Superstition among Sigislandish sailors – who had taken a verse of their poet Balster, the supposed words of a mythical kraken vowing vengeance upon Sigisland before the Congress’s bicentenary[3], as literal truth – combined with a far more rational fear of the Guntrelandic navy, then the first in the world for skill, strength, and civic ardor, and with Ferdinand’s own vanity, his thirst to enact a deed worthy of eternal indignation, a deed to eclipse every scene of the Sigislandish epics: all this led him to resolve to cross the Old Sea not by water, but by the skies. From the gold he had plundered from the Sigislandish of the vampire race he constructed the greatest aerial fleet in history. The other tyrants of every continent, answering his summons, likewise began to levy armies and fit out ships and balloons for the coming war upon Guntreland, ready to attack in concert with Ferdinand’s ascent.

The people of Guntreland, aware that the greatest invasion the world had ever seen was being prepared against them, organized their defense. When the enemy balloons already soared upon the strongest northern wind, foreseen by the experts of the Archking’s Academy, the representatives of the National Assembly showed noble composure. On the authority of the Constitution they declared a permanent state of emergency, to last until the whole of Guntreland was under the Republic, and a permanent session of the Assembly – a sign of their consciousness of ultimate victory even in that darkest hour – and enlarged the powers of their executive organ, the Committee of Public Command.

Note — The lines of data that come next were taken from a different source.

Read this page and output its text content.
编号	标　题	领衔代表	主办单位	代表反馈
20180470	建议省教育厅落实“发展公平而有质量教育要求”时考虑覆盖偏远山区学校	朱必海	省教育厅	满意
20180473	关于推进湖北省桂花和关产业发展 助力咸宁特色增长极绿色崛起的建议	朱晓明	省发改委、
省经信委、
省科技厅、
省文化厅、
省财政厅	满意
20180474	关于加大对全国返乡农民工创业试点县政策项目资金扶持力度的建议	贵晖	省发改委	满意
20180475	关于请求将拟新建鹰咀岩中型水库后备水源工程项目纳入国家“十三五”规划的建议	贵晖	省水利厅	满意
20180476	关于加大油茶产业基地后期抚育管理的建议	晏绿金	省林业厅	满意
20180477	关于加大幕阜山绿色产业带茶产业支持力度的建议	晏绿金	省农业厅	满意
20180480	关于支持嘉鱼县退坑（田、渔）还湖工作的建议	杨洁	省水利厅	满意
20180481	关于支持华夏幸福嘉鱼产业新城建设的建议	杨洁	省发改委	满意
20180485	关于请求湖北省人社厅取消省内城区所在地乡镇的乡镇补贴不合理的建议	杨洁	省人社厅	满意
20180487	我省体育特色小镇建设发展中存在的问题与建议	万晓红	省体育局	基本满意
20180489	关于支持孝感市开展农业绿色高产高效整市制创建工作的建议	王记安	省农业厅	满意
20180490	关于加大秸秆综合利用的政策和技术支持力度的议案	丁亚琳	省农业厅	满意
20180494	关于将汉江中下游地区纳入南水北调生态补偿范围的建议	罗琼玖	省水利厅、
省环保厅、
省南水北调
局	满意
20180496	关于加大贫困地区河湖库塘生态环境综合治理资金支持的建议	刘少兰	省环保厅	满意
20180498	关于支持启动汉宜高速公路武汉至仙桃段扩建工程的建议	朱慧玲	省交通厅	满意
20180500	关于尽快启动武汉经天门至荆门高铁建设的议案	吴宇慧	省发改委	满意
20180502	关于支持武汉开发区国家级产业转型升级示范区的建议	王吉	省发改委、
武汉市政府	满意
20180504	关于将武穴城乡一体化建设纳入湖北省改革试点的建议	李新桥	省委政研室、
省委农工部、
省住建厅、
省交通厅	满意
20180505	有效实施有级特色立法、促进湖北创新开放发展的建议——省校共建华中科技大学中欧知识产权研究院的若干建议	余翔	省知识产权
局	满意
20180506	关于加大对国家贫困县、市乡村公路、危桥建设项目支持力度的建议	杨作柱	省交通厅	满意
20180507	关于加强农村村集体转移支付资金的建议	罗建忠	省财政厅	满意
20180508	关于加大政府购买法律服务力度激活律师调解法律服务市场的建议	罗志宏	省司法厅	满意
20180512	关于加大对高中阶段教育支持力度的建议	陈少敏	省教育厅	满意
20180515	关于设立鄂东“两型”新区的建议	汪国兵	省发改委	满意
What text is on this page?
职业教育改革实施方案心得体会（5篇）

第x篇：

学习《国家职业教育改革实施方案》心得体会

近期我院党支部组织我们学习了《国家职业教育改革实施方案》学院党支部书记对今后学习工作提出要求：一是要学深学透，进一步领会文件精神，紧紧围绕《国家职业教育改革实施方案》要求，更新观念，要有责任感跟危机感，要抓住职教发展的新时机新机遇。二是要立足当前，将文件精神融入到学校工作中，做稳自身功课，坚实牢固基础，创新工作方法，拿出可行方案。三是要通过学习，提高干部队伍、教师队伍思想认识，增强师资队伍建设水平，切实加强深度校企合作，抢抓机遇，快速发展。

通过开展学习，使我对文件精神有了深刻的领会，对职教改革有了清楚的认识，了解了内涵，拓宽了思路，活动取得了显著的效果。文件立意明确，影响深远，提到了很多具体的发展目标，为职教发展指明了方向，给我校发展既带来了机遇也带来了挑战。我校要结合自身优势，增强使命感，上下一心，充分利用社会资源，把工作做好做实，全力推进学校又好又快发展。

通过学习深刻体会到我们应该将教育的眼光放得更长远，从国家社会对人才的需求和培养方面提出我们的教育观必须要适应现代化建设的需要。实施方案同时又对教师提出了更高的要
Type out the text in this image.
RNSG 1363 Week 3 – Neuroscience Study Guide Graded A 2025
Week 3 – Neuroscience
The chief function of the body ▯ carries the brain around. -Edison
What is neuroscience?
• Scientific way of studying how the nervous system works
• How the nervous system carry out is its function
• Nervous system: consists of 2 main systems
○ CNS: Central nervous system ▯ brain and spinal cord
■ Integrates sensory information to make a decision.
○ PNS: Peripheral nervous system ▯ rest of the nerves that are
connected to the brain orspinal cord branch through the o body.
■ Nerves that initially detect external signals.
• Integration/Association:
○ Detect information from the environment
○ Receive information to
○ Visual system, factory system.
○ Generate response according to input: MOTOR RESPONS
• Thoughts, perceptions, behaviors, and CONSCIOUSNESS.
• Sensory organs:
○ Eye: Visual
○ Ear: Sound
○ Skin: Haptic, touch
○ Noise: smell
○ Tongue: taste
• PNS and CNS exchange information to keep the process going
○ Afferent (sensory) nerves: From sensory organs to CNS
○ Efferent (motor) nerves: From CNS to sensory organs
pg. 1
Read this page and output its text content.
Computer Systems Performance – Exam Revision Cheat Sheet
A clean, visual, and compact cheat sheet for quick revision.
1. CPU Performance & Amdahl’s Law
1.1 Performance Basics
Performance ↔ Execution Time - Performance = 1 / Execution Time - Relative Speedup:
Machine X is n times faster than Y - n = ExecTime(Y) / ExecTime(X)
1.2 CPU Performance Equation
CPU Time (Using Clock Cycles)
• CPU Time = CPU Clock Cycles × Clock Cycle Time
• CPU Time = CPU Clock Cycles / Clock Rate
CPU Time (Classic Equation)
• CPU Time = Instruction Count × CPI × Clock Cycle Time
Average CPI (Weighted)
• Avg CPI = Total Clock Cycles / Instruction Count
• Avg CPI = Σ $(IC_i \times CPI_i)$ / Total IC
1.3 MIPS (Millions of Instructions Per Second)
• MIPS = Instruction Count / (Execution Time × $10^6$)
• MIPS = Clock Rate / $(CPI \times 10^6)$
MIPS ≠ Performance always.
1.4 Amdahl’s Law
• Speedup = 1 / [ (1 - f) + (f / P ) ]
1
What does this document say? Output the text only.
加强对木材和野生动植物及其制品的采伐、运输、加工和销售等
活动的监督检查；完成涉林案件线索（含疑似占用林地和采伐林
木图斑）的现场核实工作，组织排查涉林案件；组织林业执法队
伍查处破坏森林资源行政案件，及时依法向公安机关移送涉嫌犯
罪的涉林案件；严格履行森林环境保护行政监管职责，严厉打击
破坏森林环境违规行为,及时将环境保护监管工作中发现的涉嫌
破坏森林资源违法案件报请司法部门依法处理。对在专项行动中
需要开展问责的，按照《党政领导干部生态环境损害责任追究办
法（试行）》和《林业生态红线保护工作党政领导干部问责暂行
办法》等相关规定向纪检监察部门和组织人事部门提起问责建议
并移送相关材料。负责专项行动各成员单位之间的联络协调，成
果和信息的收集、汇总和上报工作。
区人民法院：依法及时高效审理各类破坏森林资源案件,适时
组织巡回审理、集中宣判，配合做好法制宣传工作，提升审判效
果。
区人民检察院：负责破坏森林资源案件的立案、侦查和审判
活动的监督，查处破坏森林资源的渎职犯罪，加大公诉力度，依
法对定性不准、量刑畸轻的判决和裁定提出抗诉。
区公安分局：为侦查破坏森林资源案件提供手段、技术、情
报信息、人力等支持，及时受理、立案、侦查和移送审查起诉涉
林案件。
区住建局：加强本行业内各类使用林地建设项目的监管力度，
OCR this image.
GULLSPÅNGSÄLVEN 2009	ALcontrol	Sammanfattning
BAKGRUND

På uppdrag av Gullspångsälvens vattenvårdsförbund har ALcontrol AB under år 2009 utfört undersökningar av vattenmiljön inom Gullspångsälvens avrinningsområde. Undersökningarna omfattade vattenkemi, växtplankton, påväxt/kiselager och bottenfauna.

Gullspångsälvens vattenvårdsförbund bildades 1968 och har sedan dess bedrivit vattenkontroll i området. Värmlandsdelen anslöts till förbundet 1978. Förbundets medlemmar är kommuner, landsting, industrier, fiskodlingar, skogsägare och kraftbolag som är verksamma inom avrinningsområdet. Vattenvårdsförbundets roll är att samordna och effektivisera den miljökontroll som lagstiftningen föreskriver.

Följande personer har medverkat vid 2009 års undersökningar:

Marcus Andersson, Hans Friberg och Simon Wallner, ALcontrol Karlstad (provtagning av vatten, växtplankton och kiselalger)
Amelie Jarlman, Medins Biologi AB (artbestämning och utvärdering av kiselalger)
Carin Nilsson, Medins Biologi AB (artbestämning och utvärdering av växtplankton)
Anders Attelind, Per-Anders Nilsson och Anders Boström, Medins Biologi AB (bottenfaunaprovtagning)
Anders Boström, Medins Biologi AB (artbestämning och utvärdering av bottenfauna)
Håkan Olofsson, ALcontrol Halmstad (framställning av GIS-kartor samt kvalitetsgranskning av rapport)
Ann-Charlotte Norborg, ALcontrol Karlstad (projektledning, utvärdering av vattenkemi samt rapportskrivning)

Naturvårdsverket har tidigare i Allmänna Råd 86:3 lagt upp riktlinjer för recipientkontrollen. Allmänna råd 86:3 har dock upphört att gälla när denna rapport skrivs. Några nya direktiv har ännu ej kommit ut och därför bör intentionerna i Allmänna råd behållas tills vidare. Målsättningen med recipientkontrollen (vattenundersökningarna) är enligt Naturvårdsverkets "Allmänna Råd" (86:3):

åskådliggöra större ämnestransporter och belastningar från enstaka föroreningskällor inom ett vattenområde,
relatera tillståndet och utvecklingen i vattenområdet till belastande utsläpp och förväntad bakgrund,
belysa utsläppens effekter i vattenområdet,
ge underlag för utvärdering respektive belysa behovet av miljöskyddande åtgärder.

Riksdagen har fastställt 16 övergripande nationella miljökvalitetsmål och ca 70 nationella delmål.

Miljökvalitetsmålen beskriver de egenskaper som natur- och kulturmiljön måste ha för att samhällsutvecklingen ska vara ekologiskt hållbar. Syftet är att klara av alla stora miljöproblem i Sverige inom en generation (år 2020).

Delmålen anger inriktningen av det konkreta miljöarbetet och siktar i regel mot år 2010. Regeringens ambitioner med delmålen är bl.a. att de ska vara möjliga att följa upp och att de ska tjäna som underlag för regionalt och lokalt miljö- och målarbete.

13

During those terrible days of waiting for the invasion, the People showed great wrath toward the hidden enemies who, crouching under Republican authority, awaited the invader, celebrating his arrival already in their homes. But the force of universal Justice brought triumph to the Republicans over the tyrants: Ferdinand’s balloons exploded, with him in his pride, his heir, his counts, barons and generals, his eight estates and his entire army.

Yet the Republic could not breathe freely, not then, nor even to this day, for still the whole world is against it. By their overwhelming numbers the tyrannical navies destroyed the entire Republican fleet – once the pride of Guntreland. They occupied all the islands encircling the continent, and by ships and aerial patrols blockaded every Guntrelandish port, cutting off all commerce with the independent archipelago states. Upon these islands they stationed their airships, from which each day they rain bombs upon the Republic. (…)

HONOUR THE CONSTITUTION, CITIZENS!

 

[1] Arlena Releren, the infamous mistress of king Alfons, who came from a family of the king's people, her place in the court - where she soon attracted the king's attention – she won thanks to her acquaintance with countess Klauzen, whose husband count Esther, on the recommendation of the marquis of Jehelburgh, chancellor of the royal treasury, for a certain time came to the position of the minister of commerce. Releren remained unsurpassedly infamous for her caprices, spending and influence on the monarch. On the night of the Republic's exit out of the secret to the public sphere, the Eustatian mob pulled her out of the carriages -in which the royal mistress was returning from the capital parties to the the royal palace - and torn her to pieces; regarding the news of her death, Alfons said only one word -

 – “dammage”.

[2] Each of these regions is divided into districts and districts to municipalities. At the helm of each of the regions, including the Twentieth region (the peninsula Schwentz), which the Republic did not control, was the Regional Commander appointed by the Public Command Committee. The regions are numbered in the chronological order of the first appearance of Republican proclamations on their territory.  

[3] In Balster's poem "Admiral Meiblich", a kraken in the center of the ocean intercepts the Sigisland fleet during its return to the parent continent after the end of the Twenty-Six-Years’ War, and after losing a bet with the Sigislandite admiral that it will know better than him the flags of all the ships he had swallowed up to then he plunges into the sea, promising that, it will not attack boats under the purple flag for a hundred and ninety seven years, but that within three years of the expiration of that deadline "it will come to collect all debts for its two centuries long fast".